Ciò in quanto, con la legge finanziaria del 2008, in attuazione del parere motivato della Commissione della Comunità europea n.C(2006) 2544 del 28 giugno 2006, in adeguamento della disciplina nazionale della tassazione dei dividendi alla normativa europea, è stata prevista una ritenuta ridotta (con l’aliquota dell’1,375 per cento), qualora gli utili siano corrisposti a società o enti soggetti ad imposta sul reddito negli stati membri dell’Unione.
Inoltre, contrariamente a quanto affermato dalla C.t.r. nel caso in esame, si deve rilevare che <<per beneficiare della ritenuta ridotta, gli enti e società esteri devono essere soggetto passivo ai fini della locale imposta sul reddito delle società, ma tale condizione va interpretata come “assoggettabilità” di carattere generale ad imposizione, soddisfatta da tutte quelle società “potenzialmente” soggette all’Ires, indipendentemente dalla circostanza che “godono, di fatto, di agevolazioni comunque compatibili con la normativa comunitaria” (in tal senso anche Circolare della Agenzia delle entrate 32/E dell’8 luglio 2011)>> (Cass. n. 5152/2022).

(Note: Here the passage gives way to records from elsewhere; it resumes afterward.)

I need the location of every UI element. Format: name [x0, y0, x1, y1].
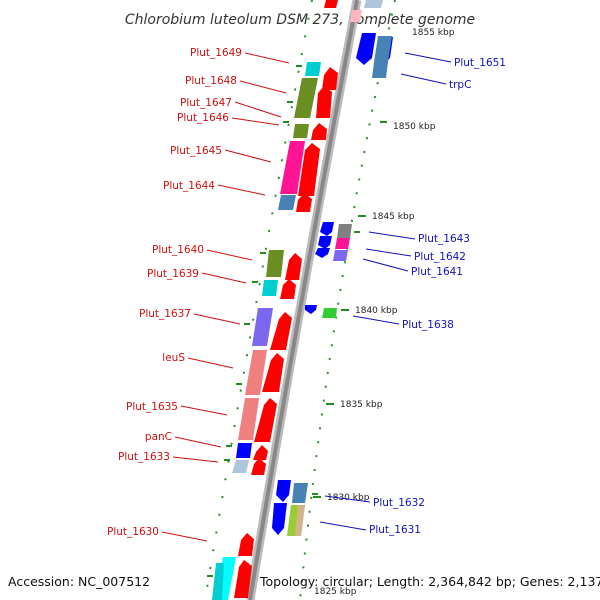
gene-arrow	[253, 445, 268, 460]
gene-arrow	[318, 236, 332, 249]
genome-title: Chlorobium luteolum DSM 273, complete ge…	[125, 12, 475, 28]
scale-ticks: 1855 kbp 1850 kbp 1845 kbp 1840 kbp 1835…	[313, 28, 455, 597]
gene-arrow	[285, 253, 302, 280]
gene-arrow	[298, 143, 320, 196]
gene-arrow	[316, 86, 332, 118]
gene-label: Plut_1638	[402, 319, 454, 331]
gene-label: panC	[145, 431, 172, 443]
genome-summary-text: Topology: circular; Length: 2,364,842 bp…	[259, 574, 600, 589]
gene-label: Plut_1646	[177, 112, 229, 124]
gene-label: Plut_1631	[369, 524, 421, 536]
gene-label: Plut_1645	[170, 145, 222, 157]
genome-backbone	[245, 0, 362, 600]
gene-arrow	[320, 222, 334, 236]
gene-label: Plut_1637	[139, 308, 191, 320]
gene-label: Plut_1649	[190, 47, 242, 59]
gene-label: trpC	[449, 79, 471, 91]
gene-label: Plut_1640	[152, 244, 204, 256]
gene-label: Plut_1648	[185, 75, 237, 87]
gene-label: Plut_1641	[411, 266, 463, 278]
gene-arrow	[272, 503, 287, 535]
forward-cog-boxes	[212, 62, 321, 600]
gene-arrow	[280, 279, 296, 299]
gene-label: Plut_1644	[163, 180, 215, 192]
gene-arrow	[356, 33, 376, 65]
gene-label: Plut_1651	[454, 57, 506, 69]
gene-arrow	[311, 123, 327, 140]
tick-label: 1825 kbp	[314, 587, 357, 597]
gene-arrow	[234, 560, 252, 598]
gene-arrow	[324, 0, 338, 8]
gene-label: Plut_1630	[107, 526, 159, 538]
gene-arrow	[270, 312, 292, 350]
gene-label: Plut_1632	[373, 497, 425, 509]
reverse-cog-boxes	[287, 0, 392, 536]
gene-label: Plut_1639	[147, 268, 199, 280]
tick-label: 1835 kbp	[340, 400, 383, 410]
gene-arrow	[238, 533, 254, 556]
gene-arrow	[315, 248, 330, 258]
tick-label: 1830 kbp	[327, 493, 370, 503]
gene-arrow	[254, 398, 277, 442]
gene-label: Plut_1633	[118, 451, 170, 463]
gene-arrow	[296, 193, 312, 212]
right-labels: Plut_1651 trpC Plut_1643 Plut_1642 Plut_…	[319, 52, 506, 536]
gene-label: Plut_1647	[180, 97, 232, 109]
tick-label: 1855 kbp	[412, 28, 455, 38]
tick-label: 1840 kbp	[355, 306, 398, 316]
forward-genes	[234, 0, 338, 598]
gene-label: Plut_1635	[126, 401, 178, 413]
gene-arrow	[251, 458, 266, 475]
gene-label: Plut_1643	[418, 233, 470, 245]
left-labels: Plut_1649 Plut_1648 Plut_1647 Plut_1646 …	[107, 47, 290, 542]
tick-label: 1845 kbp	[372, 212, 415, 222]
gene-arrow	[276, 480, 291, 502]
accession-text: Accession: NC_007512	[8, 574, 150, 589]
strand-tick-marks	[207, 65, 360, 577]
gene-arrow	[262, 353, 284, 392]
gene-arrow	[305, 305, 317, 314]
scale-arc	[299, 0, 396, 600]
tick-label: 1850 kbp	[393, 122, 436, 132]
gene-label: leuS	[162, 352, 185, 364]
gene-label: Plut_1642	[414, 251, 466, 263]
gene-arrow	[322, 67, 338, 90]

Per quanto fin qui detto, in accoglimento del primo motivo, assorbiti gli altri, la sentenza impugnata va cassata, con rinvio alla C.t.r. dell’Abruzzo, sezione staccata di Pescara, in diversa composizione, che provvederà anche alla liquidazione delle spese del giudizio di legittimità.
P.Q.M.
La Corte accoglie il primo motivo di ricorso, assorbiti i rimanenti; cassa la sentenza impugnata in relazione al motivo accolto e rinvia alla Commissione tributaria regionale dell’Abruzzo, sezione staccata di Pescara, in diversa composizione, cui demanda di provvedere anche sulle spese del giudizio di legittimità.